The figure in the corner moved, and Vala sauntered into the light. She was wearing Teal’c’s outfit, plus two tiaras and a hand device that she waved reproachfully at him.
“What?” Cam said, dropping the table leg. “Holy shit.”
“Say ‘thank you’,” Vala prompted, still using that damned voice.
“What happened?” Sam repeated. “I thought you were captured.”
“We were,” Teal’c confirmed. “Briefly.”
“Briefly?” asked Daniel.
“Well, I told the King that we were nice people, and that didn’t work.” Vala shook her head, strolling towards Daniel. “And then I told him we weren’t nice people and he should cower in fear, and that also didn’t work. And then he got all knifey, and my first prime” – she inclined her head towards Teal’c – “had to kill him. Once the others saw that, they started calling me Goddess, as they should.” She was talking normally now, kneeling next to Jackson and stroking his neck. He didn’t even bother shrugging her off.
“I told them you were my slaves and I wanted you back, unharmed.” She resumed the evil voice. “And that then I would leave this planet and not take them all as hosts.”
“We should leave as soon as possible,” Teal’c said. “They fear her, but they know and hate the goa’uld. It is not safe to maintain this ruse much longer.”
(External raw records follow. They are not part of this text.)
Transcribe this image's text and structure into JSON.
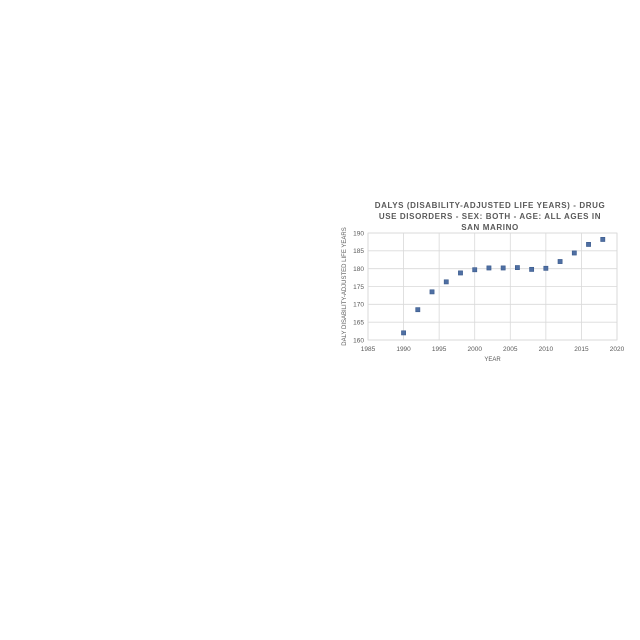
{
  "chart_data": {
    "type": "scatter",
    "title": "DALYS (DISABILITY-ADJUSTED LIFE YEARS) - DRUG USE DISORDERS - SEX: BOTH - AGE: ALL AGES IN SAN MARINO",
    "xlabel": "YEAR",
    "ylabel": "DALY DISABILITY-ADJUSTED LIFE YEARS",
    "xlim": [
      1985,
      2020
    ],
    "ylim": [
      160,
      190
    ],
    "x_ticks": [
      1985,
      1990,
      1995,
      2000,
      2005,
      2010,
      2015,
      2020
    ],
    "y_ticks": [
      160,
      165,
      170,
      175,
      180,
      185,
      190
    ],
    "grid": true,
    "legend": "none",
    "series": [
      {
        "marker_color": "#4f6fa3",
        "points": [
          {
            "x": 1990,
            "y": 162.0
          },
          {
            "x": 1992,
            "y": 168.5
          },
          {
            "x": 1994,
            "y": 173.5
          },
          {
            "x": 1996,
            "y": 176.3
          },
          {
            "x": 1998,
            "y": 178.8
          },
          {
            "x": 2000,
            "y": 179.7
          },
          {
            "x": 2002,
            "y": 180.2
          },
          {
            "x": 2004,
            "y": 180.2
          },
          {
            "x": 2006,
            "y": 180.3
          },
          {
            "x": 2008,
            "y": 179.8
          },
          {
            "x": 2010,
            "y": 180.1
          },
          {
            "x": 2012,
            "y": 182.0
          },
          {
            "x": 2014,
            "y": 184.4
          },
          {
            "x": 2016,
            "y": 186.8
          },
          {
            "x": 2018,
            "y": 188.2
          }
        ]
      }
    ]
  }
}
Cam struggled to his feet, then Vala helped him pull Daniel up as well. “Let’s get the hell out of here,” he agreed.
Jackson took a wobbling step and nearly fell over, almost taking Cam with him.
“Teal’c,” Cameron said.
“Allow me,” Teal’c replied. “I believe you call this ‘fireman’s hold’, Daniel Jackson?’
Jackson grunted. “Just let me hop through the ‘Gate on my own, okay?” He then allowed himself to be hoisted easily over Teal’c’s shoulder. Cam lined up behind them and Sam moved behind him. Vala brought up the rear, looking every bit as if she and Teal’c were cornering their three slaves.
“No one has said ‘thank you’ yet,” she said. “This displeases me,” she added in goa’uld voice.
“That voice gives me the willies,” Cam said.
“It gave me two tiaras,” Vala answered, utterly cheerful.